Dünürcüler “ Kız evi naz evidir. Biz bir daha, bir daha geliriz. Yeter ki siz evet deyin” derlerdi.

Bu ziyaretler birkaç kez tekrarlanırdı. Söz kesildikten sonra çaylar, kahveler içilir, neşeli sohbetler edilirdi. Söz alınmadan önce oğlan evinden gelen misafirler araya soğukluk girer, uğursuzluk olur diye kesinlikle su içmezlerdi. Söz alındıktan sonra mutluluk tabloları çizilirdi. Sonra söz dönüp dolaşır alınacak takılara, eşyalara, başlık parası ve hediyelere düğümlenirdi.
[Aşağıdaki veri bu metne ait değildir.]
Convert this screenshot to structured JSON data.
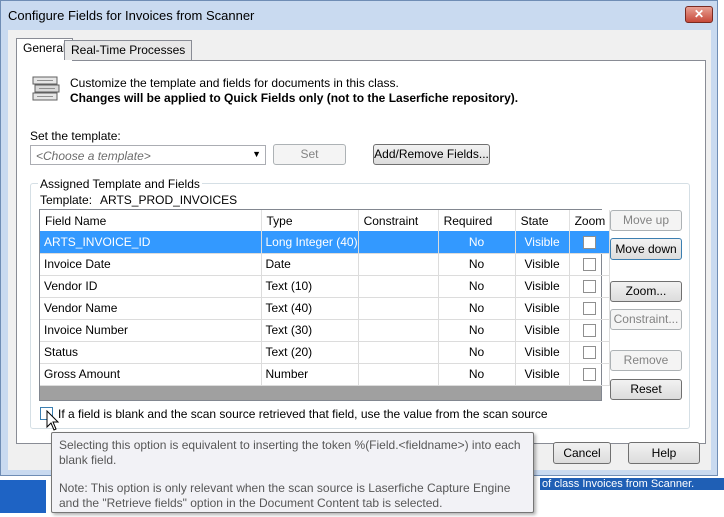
{
  "window": {
    "title": "Configure Fields for Invoices from Scanner",
    "close_label": "✕"
  },
  "tabs": [
    {
      "label": "General",
      "selected": true
    },
    {
      "label": "Real-Time Processes",
      "selected": false
    }
  ],
  "intro": {
    "line1": "Customize the template and fields for documents in this class.",
    "line2": "Changes will be applied to Quick Fields only (not to the Laserfiche repository)."
  },
  "template": {
    "set_label": "Set the template:",
    "placeholder": "<Choose a template>",
    "set_button": "Set",
    "add_remove_button": "Add/Remove Fields..."
  },
  "assigned": {
    "group_title": "Assigned Template and Fields",
    "template_label": "Template:",
    "template_value": "ARTS_PROD_INVOICES"
  },
  "grid": {
    "columns": [
      "Field Name",
      "Type",
      "Constraint",
      "Required",
      "State",
      "Zoom"
    ],
    "rows": [
      {
        "name": "ARTS_INVOICE_ID",
        "type": "Long Integer (40)",
        "constraint": "",
        "required": "No",
        "state": "Visible",
        "zoom": false,
        "selected": true
      },
      {
        "name": "Invoice Date",
        "type": "Date",
        "constraint": "",
        "required": "No",
        "state": "Visible",
        "zoom": false,
        "selected": false
      },
      {
        "name": "Vendor ID",
        "type": "Text (10)",
        "constraint": "",
        "required": "No",
        "state": "Visible",
        "zoom": false,
        "selected": false
      },
      {
        "name": "Vendor Name",
        "type": "Text (40)",
        "constraint": "",
        "required": "No",
        "state": "Visible",
        "zoom": false,
        "selected": false
      },
      {
        "name": "Invoice Number",
        "type": "Text (30)",
        "constraint": "",
        "required": "No",
        "state": "Visible",
        "zoom": false,
        "selected": false
      },
      {
        "name": "Status",
        "type": "Text (20)",
        "constraint": "",
        "required": "No",
        "state": "Visible",
        "zoom": false,
        "selected": false
      },
      {
        "name": "Gross Amount",
        "type": "Number",
        "constraint": "",
        "required": "No",
        "state": "Visible",
        "zoom": false,
        "selected": false
      }
    ]
  },
  "side_buttons": {
    "move_up": "Move up",
    "move_down": "Move down",
    "zoom": "Zoom...",
    "constraint": "Constraint...",
    "remove": "Remove",
    "reset": "Reset"
  },
  "blank_field_option": {
    "label": "If a field is blank and the scan source retrieved that field, use the value from the scan source",
    "checked": false
  },
  "tooltip": {
    "para1": "Selecting this option is equivalent to inserting the token %(Field.<fieldname>) into each blank field.",
    "para2": "Note: This option is only relevant when the scan source is Laserfiche Capture Engine and the \"Retrieve fields\" option in the Document Content tab is selected."
  },
  "footer": {
    "cancel": "Cancel",
    "help": "Help"
  },
  "background": {
    "status_text": "of class Invoices from Scanner."
  },
  "colors": {
    "selection": "#3399ff",
    "window_frame": "#c9daf0"
  }
}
Burada sıkı bir pazarlık yapılırdı. Bu konuda da anlaşma sağlanınca tatlılar yenir, şerbetler içilirdi.

Oğlan evinden gelen şeker, kahve, lokum davetlilere ikram edilirdi. Nişan olayının ilk ayağı burada noktalanırdı.

          Sonra oğlan evi kızla birlikte beğenilip alınan elbiseleri, terliği, çorapları, başörtüsünü içine alan bohçayı bir kadınla kız evine yollardı. Bohçayı götüren kadına “OKUYUCU” adı verilirdi. Kız evi okuyucuya bahşiş vermeyi ihmal etmezdi.

Sıra nişan takma merasimine gelince, kız evine yeniden haber iletilirdi. Müsaitlerse oğlan evi damatsız olarak kız evine giderdi. Çay ve kahveler içildikten sonra aile büyüklerinden biri “Hayırlı uğurlu olsun” diyerek nişan yüzüğünü dua ile kızın parmağına takardı. Sonra şeker ve lokum tutulur, ağızlar tatlanırdı. Kız önce kayınpederinin, sonra kayınvalidesinin, daha sonra kendi anne ve babasının, orada bulunanların elini sırayla öperdi. Büyüklerden biri “Kızım otur” demeden kız oturmazdı. Bu merasimler tamamlanınca evlerine giderlerdi. Daha sonra her iki taraf birbirlerine gezmelere giderdi. Buna “SÜS DÜNÜRLÜĞÜ” denirdi.

          Daha sonra gelinlik alma, giysiler diktirme işlemleri yapılır, eksikler tamamlanırdı. Bu işlemlerden sonra düğün töreni başlardı.